Flash optimal for AI
Some technology vendors are already addressing sustainability in their product design. For example, all-flash storage solutions are considerably more efficient than their spinning disk (HDD) counterparts. Some vendors are even going beyond off-the-shelf SSDs, creating their flash modules which allow all-flash arrays to communicate directly with raw flash storage, which maximises the capabilities of flash and provides better performance, power utilisation, and efficiency.

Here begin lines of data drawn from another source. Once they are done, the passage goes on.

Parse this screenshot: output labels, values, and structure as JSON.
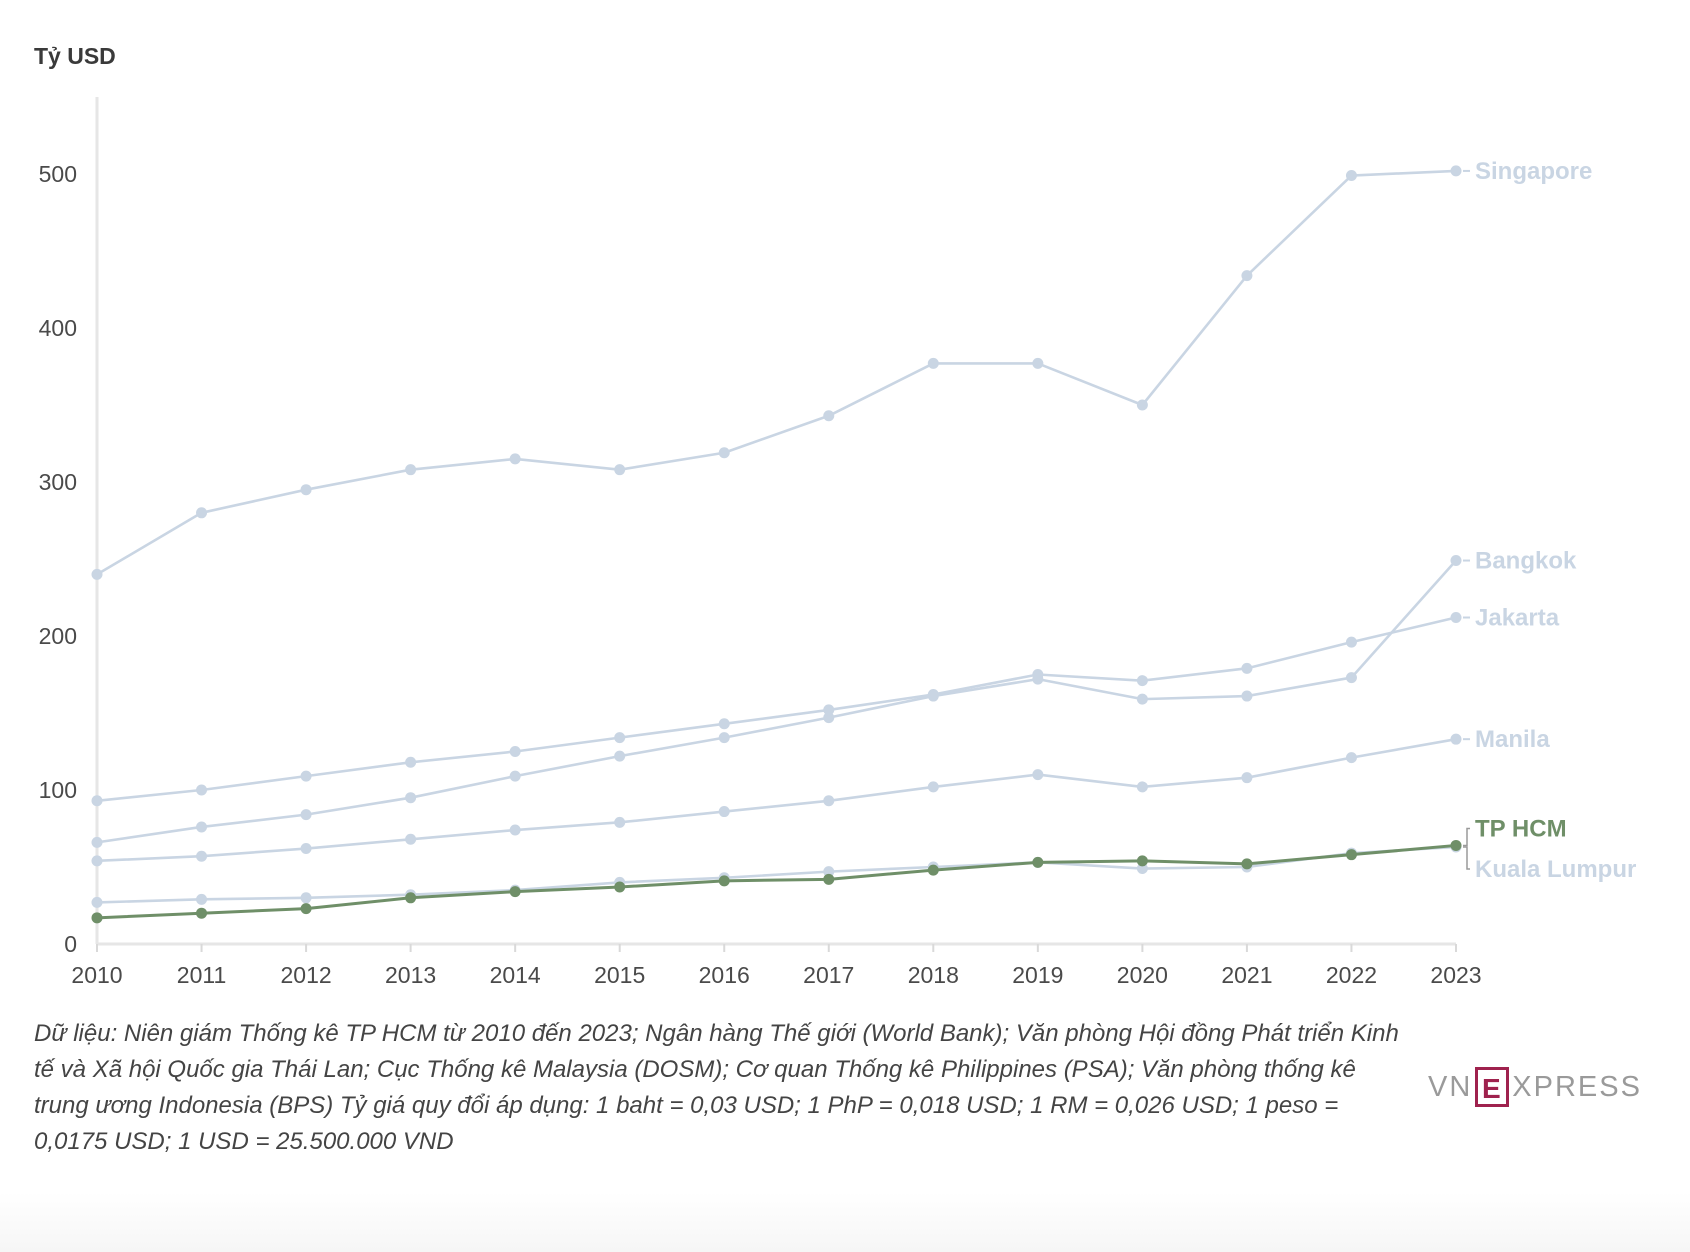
{
  "chart_data": {
    "type": "line",
    "ylabel": "Tỷ USD",
    "ylim": [
      0,
      550
    ],
    "yticks": [
      0,
      100,
      200,
      300,
      400,
      500
    ],
    "x": [
      "2010",
      "2011",
      "2012",
      "2013",
      "2014",
      "2015",
      "2016",
      "2017",
      "2018",
      "2019",
      "2020",
      "2021",
      "2022",
      "2023"
    ],
    "grid": false,
    "series": [
      {
        "name": "Singapore",
        "color": "#c9d5e3",
        "values": [
          240,
          280,
          295,
          308,
          315,
          308,
          319,
          343,
          377,
          377,
          350,
          434,
          499,
          502
        ]
      },
      {
        "name": "Bangkok",
        "color": "#c9d5e3",
        "values": [
          66,
          76,
          84,
          95,
          109,
          122,
          134,
          147,
          161,
          172,
          159,
          161,
          173,
          249
        ]
      },
      {
        "name": "Jakarta",
        "color": "#c9d5e3",
        "values": [
          93,
          100,
          109,
          118,
          125,
          134,
          143,
          152,
          162,
          175,
          171,
          179,
          196,
          212
        ]
      },
      {
        "name": "Manila",
        "color": "#c9d5e3",
        "values": [
          54,
          57,
          62,
          68,
          74,
          79,
          86,
          93,
          102,
          110,
          102,
          108,
          121,
          133
        ]
      },
      {
        "name": "Kuala Lumpur",
        "color": "#c9d5e3",
        "values": [
          27,
          29,
          30,
          32,
          35,
          40,
          43,
          47,
          50,
          53,
          49,
          50,
          59,
          63
        ]
      },
      {
        "name": "TP HCM",
        "color": "#6f8f68",
        "highlight": true,
        "values": [
          17,
          20,
          23,
          30,
          34,
          37,
          41,
          42,
          48,
          53,
          54,
          52,
          58,
          64
        ]
      }
    ]
  },
  "source_note": "Dữ liệu: Niên giám Thống kê TP HCM từ 2010 đến 2023; Ngân hàng Thế giới (World Bank); Văn phòng Hội đồng Phát triển Kinh tế và Xã hội Quốc gia Thái Lan; Cục Thống kê Malaysia (DOSM); Cơ quan Thống kê Philippines (PSA); Văn phòng thống kê trung ương Indonesia (BPS) Tỷ giá quy đổi áp dụng: 1 baht = 0,03 USD; 1 PhP = 0,018 USD; 1 RM = 0,026 USD; 1 peso = 0,0175 USD; 1 USD = 25.500.000 VND",
  "logo": {
    "vn": "VN",
    "e": "E",
    "xpress": "XPRESS"
  }
}
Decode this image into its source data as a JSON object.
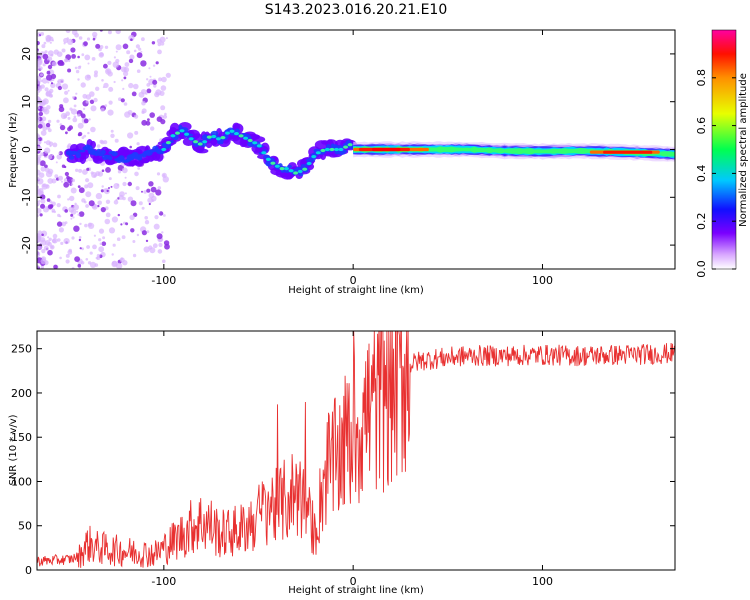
{
  "title": "S143.2023.016.20.21.E10",
  "chart_data": [
    {
      "type": "heatmap",
      "xlabel": "Height of straight line (km)",
      "ylabel": "Frequency (Hz)",
      "xlim": [
        -167,
        170
      ],
      "ylim": [
        -25,
        25
      ],
      "xticks": [
        -100,
        0,
        100
      ],
      "yticks": [
        -20,
        -10,
        0,
        10,
        20
      ],
      "ridge": {
        "x": [
          -148,
          -140,
          -130,
          -120,
          -110,
          -100,
          -95,
          -90,
          -85,
          -80,
          -75,
          -70,
          -65,
          -60,
          -55,
          -50,
          -45,
          -42,
          -38,
          -35,
          -30,
          -25,
          -20,
          -15,
          -10,
          -5,
          -3,
          -1,
          0,
          10,
          20,
          40,
          60,
          80,
          100,
          120,
          140,
          160,
          170
        ],
        "y": [
          -1,
          0,
          -1,
          -2,
          -1,
          0,
          3,
          4,
          2,
          1,
          3,
          2,
          4,
          3,
          2,
          1,
          -2,
          -3,
          -4,
          -4,
          -5,
          -4,
          -1,
          0,
          0,
          0,
          1,
          1,
          0,
          0,
          0,
          0,
          0,
          -0.3,
          -0.4,
          -0.3,
          -0.5,
          -0.8,
          -1
        ]
      },
      "colorbar": {
        "label": "Normalized spectral amplitude",
        "ticks": [
          0.0,
          0.2,
          0.4,
          0.6,
          0.8
        ],
        "range": [
          0,
          1
        ],
        "colormap": "rainbow"
      }
    },
    {
      "type": "line",
      "xlabel": "Height of straight line (km)",
      "ylabel": "SNR (10 * v/v)",
      "xlim": [
        -167,
        170
      ],
      "ylim": [
        0,
        270
      ],
      "xticks": [
        -100,
        0,
        100
      ],
      "yticks": [
        0,
        50,
        100,
        150,
        200,
        250
      ],
      "line_color": "#e83030",
      "series": [
        {
          "x": [
            -167,
            -150,
            -145,
            -140,
            -135,
            -125,
            -115,
            -105,
            -100,
            -90,
            -85,
            -80,
            -75,
            -70,
            -60,
            -50,
            -45,
            -40,
            -35,
            -30,
            -25,
            -20,
            -15,
            -10,
            -5,
            0,
            5,
            10,
            15,
            20,
            25,
            30,
            35,
            40,
            50,
            60,
            80,
            100,
            120,
            140,
            160,
            170
          ],
          "y": [
            10,
            12,
            15,
            30,
            25,
            22,
            20,
            18,
            25,
            40,
            50,
            55,
            50,
            40,
            45,
            60,
            75,
            70,
            80,
            90,
            70,
            40,
            110,
            120,
            140,
            155,
            170,
            185,
            200,
            215,
            225,
            232,
            236,
            238,
            240,
            242,
            242,
            243,
            242,
            243,
            244,
            245
          ]
        }
      ]
    }
  ]
}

As well as being more sustainable than HDD, it’s also a fact that flash storage is much better suited to running AI projects. The key to results is connecting AI models or AI-powered applications to data. To do this successfully requires large and varied data types, streaming bandwidth for training jobs, write performance for checkpointing (and checkpoint restores), random read performance for inference and crucially, it all needs to be 24×7 reliable and easily accessible across silos and applications. This set of characteristics isn’t possible with HDD-based storage underpinning your operations; all-flash is needed.
Data centres are now facing a secondary but equally important challenge that the continued rise of AI and ML will exacerbate. That is water consumption, which is set to become an even bigger problem — especially when considering the continued rise in global temperatures.
Many data centres utilise evaporative cooling, which works by spraying fine mists of water onto cloth strips, with the ambient heat being absorbed by the water, thus cooling the air around it. It’s a smart idea, but it’s problematic, given the added strain that climate change is placing on water resources — especially in built-up areas.
As a result, this cooling method has fallen out of favour in the past year, resulting in a reliance on more traditional, power-intensive cooling methods like air conditioning. This is another reason to move to all-flash data centres, which consume far less power and don’t have the same intensive cooling requirements as HDD and hybrid.
The road ahead for AI and data storage
As AI and ML continue to evolve rapidly, the focus will increase on data security (to ensure that rogue or adversarial inputs can’t change the output), model repeatability (using techniques like Shapley values to gain a better understanding of how inputs alter the model) and stronger ethics (to ensure this very powerful technology is used to benefit humanity).
All these worthy goals will increasingly place new demands on data storage. Storage vendors are already factoring this into their product development roadmaps, knowing that CTOs will be looking for secure, high-performance, scalable, efficient storage solutions that help them achieve these goals. The focus should not be entirely on the capabilities of data storage hardware and software, the big picture is very big indeed.